Zu den Anforderungen gehören allerdings "Pflichtimpfungen", etwa mit in Saudi-Arabien zugelassenen Covid-19-Impfstoffen. Mehr ist allerdings nicht von den vergangenen Jahren geblieben: Diese Hadsch könnte vor-pandemische Zustände sogar noch toppen. 2019 kamen bereits 2,5 Millionen Menschen zur Pilgerfahrt. Zu den Evergreens gehören natürlich auch Geschichten von Menschen, die einen sehr weiten Weg nach Mekka zu Fuß gelaufen sind. In diesem Jahr: der pakistanische Student Usman Arshad, der sechs Monate und 13 Tage für 5400 Kilometer gebraucht hat. Was macht diese Faszination an der Hadsch eigentlich aus? Immerhin hat es in Mekka gerade etwa 45 Grad, Menschen aus aller Welt kommen zusammen.

Es gibt Klagen über eine Saudisierung der Pilgerfahrt

Ein Anruf beim deutsch-schweizerischen Islamwissenschaftler Reinhard Schulze, der 70-Jährige war Professor an den Universitäten Bamberg und Bern: Ein wesentlicher Aspekt der Pilgerfahrt sei, dass sie eine Alternative zur hochpolitisierten Auffassung vom Islam biete. "Muslime können sich in einem großen ökumenischen Rahmen rein spirituell auf ihre Religion einlassen, frei von Zuschreibungen." Zwar beklagen viele eine Saudisierung der Pilgerfahrt, doch man könne die politische Instrumentalisierung des Herrscherhauses noch sehr gut ausblenden, wenn man sich auf die Rituale der Hadsch konzentriere, erzählt Schulze aus Gesprächen.

Apropos Rituale. "Über den inhaltlichen Charakter der Hadsch wird kaum gesprochen, dabei geht es bei der Hadsch vor allem um Rituale, die den Gläubigen ermöglichen, aus dieser Welt herauszutreten. Im Moment des Gebets und der Bittgebete streben die Gläubigen danach, die rituelle Reinheit physisch zu erleben." Stattdessen sehe man im Westen meist nur Muslime, die die Kaaba, das würfelförmige Gebäude der Großen Moschee umrunden.

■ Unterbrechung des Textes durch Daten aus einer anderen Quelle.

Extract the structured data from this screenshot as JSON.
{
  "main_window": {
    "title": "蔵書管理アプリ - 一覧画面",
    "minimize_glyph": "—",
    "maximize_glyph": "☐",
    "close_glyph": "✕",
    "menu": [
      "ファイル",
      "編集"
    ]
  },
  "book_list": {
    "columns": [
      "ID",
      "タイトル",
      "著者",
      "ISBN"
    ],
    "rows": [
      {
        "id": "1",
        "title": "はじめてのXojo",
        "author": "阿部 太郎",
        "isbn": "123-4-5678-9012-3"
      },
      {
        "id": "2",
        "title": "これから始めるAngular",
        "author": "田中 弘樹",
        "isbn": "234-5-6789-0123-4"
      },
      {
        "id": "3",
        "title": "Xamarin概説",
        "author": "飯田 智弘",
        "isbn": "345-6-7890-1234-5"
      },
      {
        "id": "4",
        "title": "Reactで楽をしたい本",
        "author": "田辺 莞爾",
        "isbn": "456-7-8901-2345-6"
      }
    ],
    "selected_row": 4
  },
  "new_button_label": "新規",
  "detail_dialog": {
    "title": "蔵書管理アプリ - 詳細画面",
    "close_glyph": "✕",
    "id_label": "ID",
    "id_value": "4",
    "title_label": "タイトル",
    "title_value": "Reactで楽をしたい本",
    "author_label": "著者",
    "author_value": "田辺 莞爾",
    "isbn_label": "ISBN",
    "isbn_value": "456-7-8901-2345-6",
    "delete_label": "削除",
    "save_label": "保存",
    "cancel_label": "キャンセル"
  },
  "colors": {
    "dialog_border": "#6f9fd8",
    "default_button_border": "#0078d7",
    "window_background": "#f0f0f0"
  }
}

Dabei besteht die Hadsch aus vielen Ritualen, die an unterschiedlichen Orten stattfinden. Besonders bedeutend ist der Tag vor dem Opferfest - der Tag Arafat. Arafat ist etwa 20 Kilometer von Mekka entfernt, dort befindet sich der etwa 60 Meter hohe "Berg der Barmherzigkeit".

Am Fuße des "Bergs der Barmherzigkeit" wurden Nebelspender aufgestellt, um die Pilger abzukühlen. (Foto: Amr Nabil/dpa)

Hier soll der Prophet Ibrahim verweilt haben und der Prophet Mohammed die bekannte Abschiedspredigt im Jahr 632 gehalten haben. Die Gläubigen verbringen hier den ganzen Tag, sie beten gemeinsam, hören einer Predigt zu und sprechen Bittgebete. Das Zusammenkommen von Millionen von Menschen von überall auf der Welt wird oft mit dem Tag der Auferstehung verglichen. Viele Gläubige nutzen diese Chance, um ihr bisheriges Leben zu überdenken und sich ihrer Endlichkeit bewusst zu werden. "Den Sonnenaufgang auf dem Berg Arafat zu erleben, schildern mir Muslime als überwältigend", erzählt Schulze. Wenn die Pilger dann heimkehren, gelten sie als neugeboren. "Die Hadsch ist für viele Muslime vor allem ein Übergangsritual in einen neuen, bewussteren Lebensabschnitt."